Onze minister Rosenthal van Buitenlandse Zaken ontpopt zich tot een eloquente verdediger van internetvrijheid. In de afgelopen maand heeft hij twee keer in een speech het belang van internetvrijheid onderstreept.
Op een bijeenkomst in Brussel over internetvrijheid op 24 maart 2011 zei hij (de speech is uitgebreider maar zeker de moeite waard om te lezen):
“New communications media have the power to effect positive change. We have seen how great a role the internet and social media played in the recent uprisings in the Arab world. The images from Tahrir Square are still fresh in our minds. Amidst the crowds of young men and women, mobile phones and laptops were charging in improvised sockets, connecting the square to the world. That has been a most hopeful sign for hundreds of millions of people in every corner of the globe who have taken to the internet to enhance their lives and seek new opportunities.
Yet for many people, going online entails risks […] It troubles me greatly that, over the past few years, more and more countries have restricted their peoples’ online activities in one way or another. By monitoring their opinions. By applying censorship. Or by blocking entire websites and social networking tools to stop people from connecting and communicating. Many recent examples spring to mind.
The internet is a huge new arena where the right to freedom of opinion and expression still has to be defended.
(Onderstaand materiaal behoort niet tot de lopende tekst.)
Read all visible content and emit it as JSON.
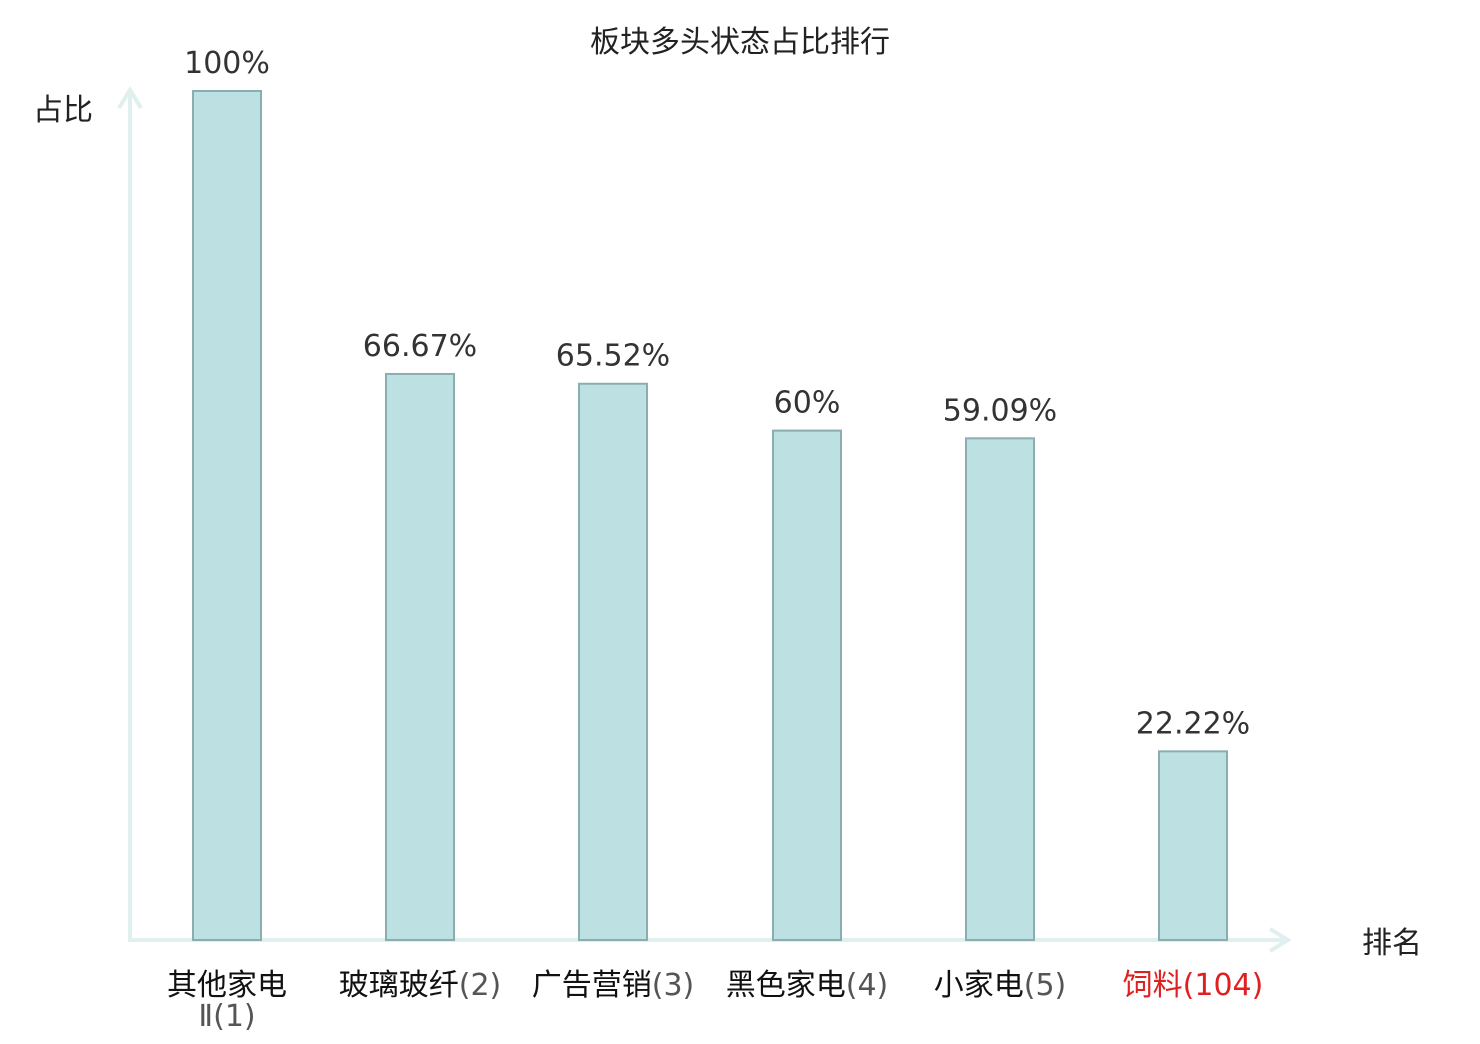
{
  "chart_data": {
    "type": "bar",
    "title": "板块多头状态占比排行",
    "ylabel": "占比",
    "xlabel": "排名",
    "categories": [
      {
        "name_lines": [
          "其他家电",
          "Ⅱ"
        ],
        "rank": "(1)"
      },
      {
        "name_lines": [
          "玻璃玻纤"
        ],
        "rank": "(2)"
      },
      {
        "name_lines": [
          "广告营销"
        ],
        "rank": "(3)"
      },
      {
        "name_lines": [
          "黑色家电"
        ],
        "rank": "(4)"
      },
      {
        "name_lines": [
          "小家电"
        ],
        "rank": "(5)"
      },
      {
        "name_lines": [
          "饲料"
        ],
        "rank": "(104)",
        "highlight": true
      }
    ],
    "values": [
      100,
      66.67,
      65.52,
      60,
      59.09,
      22.22
    ],
    "value_labels": [
      "100%",
      "66.67%",
      "65.52%",
      "60%",
      "59.09%",
      "22.22%"
    ],
    "ylim": [
      0,
      100
    ],
    "grid": false,
    "colors": {
      "bar_fill": "#bde0e3",
      "bar_stroke": "#8aaeb0",
      "axis": "#dff0ee",
      "text": "#333333",
      "rank_text": "#555555",
      "highlight": "#e02020"
    }
  }
}
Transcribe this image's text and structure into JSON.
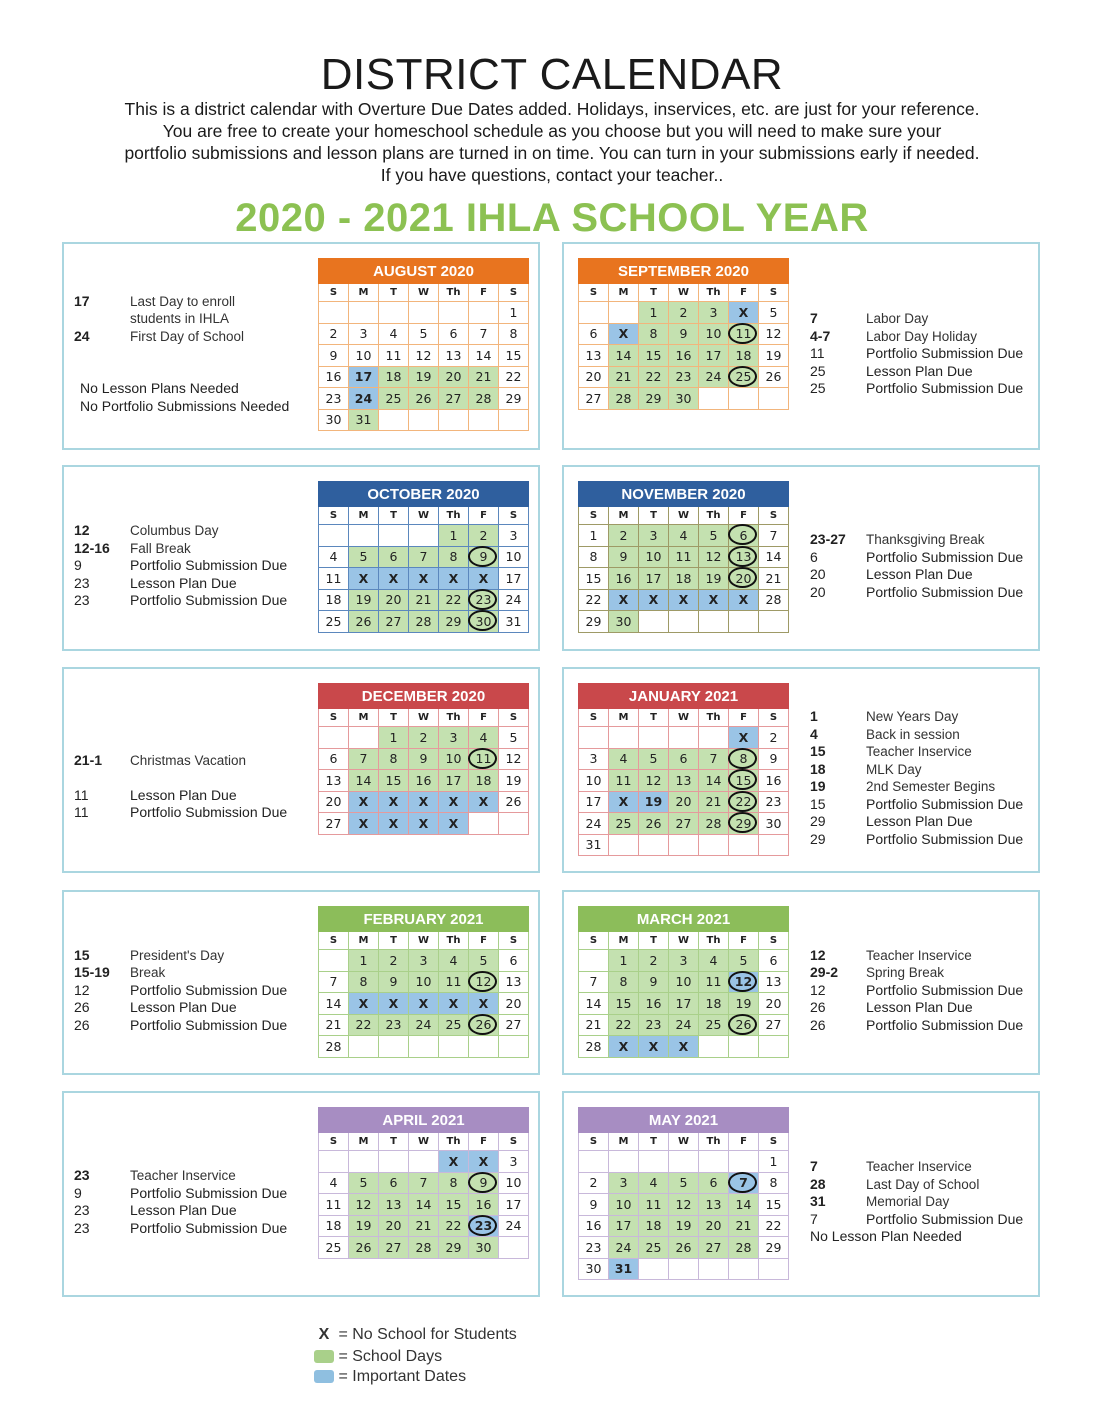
{
  "title": "DISTRICT CALENDAR",
  "intro": [
    "This is a district calendar with Overture Due Dates added. Holidays, inservices, etc. are just for your reference.",
    "You are free to create your homeschool schedule as you choose but you will need to make sure your",
    "portfolio submissions and lesson plans are turned in on time. You can turn in your submissions early if needed.",
    "If you have questions, contact your teacher.."
  ],
  "year_title": "2020 - 2021 IHLA SCHOOL YEAR",
  "weekdays": [
    "S",
    "M",
    "T",
    "W",
    "Th",
    "F",
    "S"
  ],
  "colors": {
    "school_day": "#c4e1b0",
    "important": "#9ac4e6",
    "title_green": "#8cc152",
    "panel_border": "#aad6e0"
  },
  "months": [
    {
      "name": "AUGUST 2020",
      "color": "#e8741f",
      "grid": "#f2b57c",
      "start": 6,
      "days": 31,
      "school": [
        17,
        18,
        19,
        20,
        21,
        24,
        25,
        26,
        27,
        28,
        31
      ],
      "important": [
        17,
        24
      ],
      "circles": [],
      "x": [],
      "side": "right",
      "notes": [
        {
          "k": "17",
          "t": "Last Day to enroll",
          "b": true,
          "o": "events"
        },
        {
          "k": "",
          "t": "students in IHLA",
          "b": true,
          "o": "events"
        },
        {
          "k": "24",
          "t": "First Day of School",
          "b": true,
          "o": "events"
        },
        {
          "gap": true
        },
        {
          "gap": true
        },
        {
          "k": "",
          "t": "No Lesson Plans Needed",
          "b": false,
          "o": "due"
        },
        {
          "k": "",
          "t": "No Portfolio Submissions Needed",
          "b": false,
          "o": "due"
        }
      ]
    },
    {
      "name": "SEPTEMBER 2020",
      "color": "#e8741f",
      "grid": "#f2b57c",
      "start": 2,
      "days": 30,
      "school": [
        1,
        2,
        3,
        8,
        9,
        10,
        11,
        14,
        15,
        16,
        17,
        18,
        21,
        22,
        23,
        24,
        25,
        28,
        29,
        30
      ],
      "important": [
        4,
        7
      ],
      "circles": [
        11,
        25
      ],
      "x": [
        4,
        7
      ],
      "side": "left",
      "notes": [
        {
          "k": "7",
          "t": "Labor Day",
          "b": true,
          "o": "events"
        },
        {
          "k": "4-7",
          "t": "Labor Day Holiday",
          "b": true,
          "o": "events"
        },
        {
          "k": "11",
          "t": "Portfolio Submission Due",
          "b": false,
          "o": "due"
        },
        {
          "k": "25",
          "t": "Lesson Plan Due",
          "b": false,
          "o": "due"
        },
        {
          "k": "25",
          "t": "Portfolio Submission Due",
          "b": false,
          "o": "due"
        }
      ]
    },
    {
      "name": "OCTOBER 2020",
      "color": "#2f5f9e",
      "grid": "#5b87bd",
      "start": 4,
      "days": 31,
      "school": [
        1,
        2,
        5,
        6,
        7,
        8,
        9,
        19,
        20,
        21,
        22,
        23,
        26,
        27,
        28,
        29,
        30
      ],
      "important": [
        12,
        13,
        14,
        15,
        16
      ],
      "circles": [
        9,
        23,
        30
      ],
      "x": [
        12,
        13,
        14,
        15,
        16
      ],
      "side": "right",
      "notes": [
        {
          "k": "12",
          "t": "Columbus Day",
          "b": true,
          "o": "events"
        },
        {
          "k": "12-16",
          "t": "Fall Break",
          "b": true,
          "o": "events"
        },
        {
          "k": "9",
          "t": "Portfolio Submission Due",
          "b": false,
          "o": "due"
        },
        {
          "k": "23",
          "t": "Lesson Plan Due",
          "b": false,
          "o": "due"
        },
        {
          "k": "23",
          "t": "Portfolio Submission Due",
          "b": false,
          "o": "due"
        }
      ]
    },
    {
      "name": "NOVEMBER 2020",
      "color": "#2f5f9e",
      "grid": "#9e9a66",
      "start": 0,
      "days": 30,
      "school": [
        2,
        3,
        4,
        5,
        6,
        9,
        10,
        11,
        12,
        13,
        16,
        17,
        18,
        19,
        20,
        30
      ],
      "important": [
        23,
        24,
        25,
        26,
        27
      ],
      "circles": [
        6,
        13,
        20
      ],
      "x": [
        23,
        24,
        25,
        26,
        27
      ],
      "side": "left",
      "notes": [
        {
          "k": "23-27",
          "t": "Thanksgiving Break",
          "b": true,
          "o": "events"
        },
        {
          "k": "6",
          "t": "Portfolio Submission Due",
          "b": false,
          "o": "due"
        },
        {
          "k": "20",
          "t": "Lesson Plan Due",
          "b": false,
          "o": "due"
        },
        {
          "k": "20",
          "t": "Portfolio Submission Due",
          "b": false,
          "o": "due"
        }
      ]
    },
    {
      "name": "DECEMBER 2020",
      "color": "#c9484b",
      "grid": "#e59a9c",
      "start": 2,
      "days": 31,
      "school": [
        1,
        2,
        3,
        4,
        7,
        8,
        9,
        10,
        11,
        14,
        15,
        16,
        17,
        18
      ],
      "important": [
        21,
        22,
        23,
        24,
        25,
        28,
        29,
        30,
        31
      ],
      "circles": [
        11
      ],
      "x": [
        21,
        22,
        23,
        24,
        25,
        28,
        29,
        30,
        31
      ],
      "side": "right",
      "notes": [
        {
          "gap": true
        },
        {
          "k": "21-1",
          "t": "Christmas Vacation",
          "b": true,
          "o": "events"
        },
        {
          "gap": true
        },
        {
          "k": "11",
          "t": "Lesson Plan Due",
          "b": false,
          "o": "due"
        },
        {
          "k": "11",
          "t": "Portfolio Submission Due",
          "b": false,
          "o": "due"
        }
      ]
    },
    {
      "name": "JANUARY 2021",
      "color": "#c9484b",
      "grid": "#e59a9c",
      "start": 5,
      "days": 31,
      "school": [
        4,
        5,
        6,
        7,
        8,
        11,
        12,
        13,
        14,
        15,
        20,
        21,
        22,
        25,
        26,
        27,
        28,
        29
      ],
      "important": [
        1,
        18,
        19
      ],
      "circles": [
        8,
        15,
        22,
        29
      ],
      "x": [
        1,
        18
      ],
      "side": "left",
      "notes": [
        {
          "k": "1",
          "t": "New Years Day",
          "b": true,
          "o": "events"
        },
        {
          "k": "4",
          "t": "Back in session",
          "b": true,
          "o": "events"
        },
        {
          "k": "15",
          "t": "Teacher Inservice",
          "b": true,
          "o": "events"
        },
        {
          "k": "18",
          "t": "MLK Day",
          "b": true,
          "o": "events"
        },
        {
          "k": "19",
          "t": "2nd Semester Begins",
          "b": true,
          "o": "events"
        },
        {
          "k": "15",
          "t": "Portfolio Submission Due",
          "b": false,
          "o": "due"
        },
        {
          "k": "29",
          "t": "Lesson Plan Due",
          "b": false,
          "o": "due"
        },
        {
          "k": "29",
          "t": "Portfolio Submission Due",
          "b": false,
          "o": "due"
        }
      ]
    },
    {
      "name": "FEBRUARY 2021",
      "color": "#8cbd5a",
      "grid": "#a9d08a",
      "start": 1,
      "days": 28,
      "school": [
        1,
        2,
        3,
        4,
        5,
        8,
        9,
        10,
        11,
        12,
        22,
        23,
        24,
        25,
        26
      ],
      "important": [
        15,
        16,
        17,
        18,
        19
      ],
      "circles": [
        12,
        26
      ],
      "x": [
        15,
        16,
        17,
        18,
        19
      ],
      "side": "right",
      "notes": [
        {
          "k": "15",
          "t": "President's Day",
          "b": true,
          "o": "events"
        },
        {
          "k": "15-19",
          "t": "Break",
          "b": true,
          "o": "events"
        },
        {
          "k": "12",
          "t": "Portfolio Submission Due",
          "b": false,
          "o": "due"
        },
        {
          "k": "26",
          "t": "Lesson Plan Due",
          "b": false,
          "o": "due"
        },
        {
          "k": "26",
          "t": "Portfolio Submission Due",
          "b": false,
          "o": "due"
        }
      ]
    },
    {
      "name": "MARCH 2021",
      "color": "#8cbd5a",
      "grid": "#a9d08a",
      "start": 1,
      "days": 31,
      "school": [
        1,
        2,
        3,
        4,
        5,
        8,
        9,
        10,
        11,
        15,
        16,
        17,
        18,
        19,
        22,
        23,
        24,
        25,
        26
      ],
      "important": [
        12,
        29,
        30,
        31
      ],
      "circles": [
        12,
        26
      ],
      "x": [
        29,
        30,
        31
      ],
      "side": "left",
      "notes": [
        {
          "k": "12",
          "t": "Teacher Inservice",
          "b": true,
          "o": "events"
        },
        {
          "k": "29-2",
          "t": "Spring Break",
          "b": true,
          "o": "events"
        },
        {
          "k": "12",
          "t": "Portfolio Submission Due",
          "b": false,
          "o": "due"
        },
        {
          "k": "26",
          "t": "Lesson Plan Due",
          "b": false,
          "o": "due"
        },
        {
          "k": "26",
          "t": "Portfolio Submission Due",
          "b": false,
          "o": "due"
        }
      ]
    },
    {
      "name": "APRIL 2021",
      "color": "#a78dc2",
      "grid": "#c8b8da",
      "start": 4,
      "days": 30,
      "school": [
        5,
        6,
        7,
        8,
        9,
        12,
        13,
        14,
        15,
        16,
        19,
        20,
        21,
        22,
        26,
        27,
        28,
        29,
        30
      ],
      "important": [
        1,
        2,
        23
      ],
      "circles": [
        9,
        23
      ],
      "x": [
        1,
        2
      ],
      "side": "right",
      "notes": [
        {
          "k": "23",
          "t": "Teacher Inservice",
          "b": true,
          "o": "events"
        },
        {
          "k": "9",
          "t": "Portfolio Submission Due",
          "b": false,
          "o": "due"
        },
        {
          "k": "23",
          "t": "Lesson Plan Due",
          "b": false,
          "o": "due"
        },
        {
          "k": "23",
          "t": "Portfolio Submission Due",
          "b": false,
          "o": "due"
        }
      ]
    },
    {
      "name": "MAY 2021",
      "color": "#a78dc2",
      "grid": "#c8b8da",
      "start": 6,
      "days": 31,
      "school": [
        3,
        4,
        5,
        6,
        10,
        11,
        12,
        13,
        14,
        17,
        18,
        19,
        20,
        21,
        24,
        25,
        26,
        27,
        28
      ],
      "important": [
        7,
        31
      ],
      "circles": [
        7
      ],
      "x": [],
      "side": "left",
      "notes": [
        {
          "k": "7",
          "t": "Teacher Inservice",
          "b": true,
          "o": "events"
        },
        {
          "k": "28",
          "t": "Last Day of School",
          "b": true,
          "o": "events"
        },
        {
          "k": "31",
          "t": "Memorial Day",
          "b": true,
          "o": "events"
        },
        {
          "k": "7",
          "t": "Portfolio Submission Due",
          "b": false,
          "o": "due"
        },
        {
          "k": "",
          "t": "No Lesson Plan Needed",
          "b": false,
          "o": "due"
        }
      ]
    }
  ],
  "legend": {
    "x_mark": "X",
    "no_school": "= No School for Students",
    "school_days": "= School Days",
    "important_dates": "= Important Dates"
  }
}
Don’t misunderstand me: respect for freedom of expression on the internet should be viewed in conjunction with making the internet secure. Cybercrime and violations of property and privacy rights are serious problems that need to be addressed. But a secure internet should not be established at the expense of freedom of expression. It should be clear that freedom of expression is the foundation of every free nation. This fundamental right can only be restricted in exceptional cases, as provided by law.
With due respect for other basic human rights, states are responsible for ensuring the free flow of information, on the internet as elsewhere. Article 19 of the Universal Declaration of Human Rights enshrines this responsibility by providing that everyone has the ‘freedom to hold opinions without interference and to seek, receive and impart information and ideas through any media and regardless of frontiers’. Governments should live up to this. And others can help.
The private sector definitely has an important role to play. Several IT companies, including major search engines, have shown how seriously they take their corporate social responsibility by limiting their dealings with countries that censor the internet. Some of them even proactively provide cyber dissidents with tools against censorship. One good example was Google and Twitter’s joint efforts during the Egyptian uprising. They provided voicemail to help Egyptians speak their minds when the internet was down, and converted these voicemails into tweets to let the outside world know what was going on. In my opinion, such spontaneous corporate initiatives to tackle internet censorship are exemplary.”
Rosenthal was op 1 maart 2011 in Geneve en zei toen:
“We will be keen on the freedom of expression, if only because it opens the door to the enjoyment of many other rights. For that matter, internet freedom is part and parcel of the freedom of expression. In the past few months, we have seen once more how important new technologies and the social media are in enabling people to connect and join hands in promoting their causes. This is why the Dutch government favours a European ban on the sale of internet filters to dictatorial regimes.”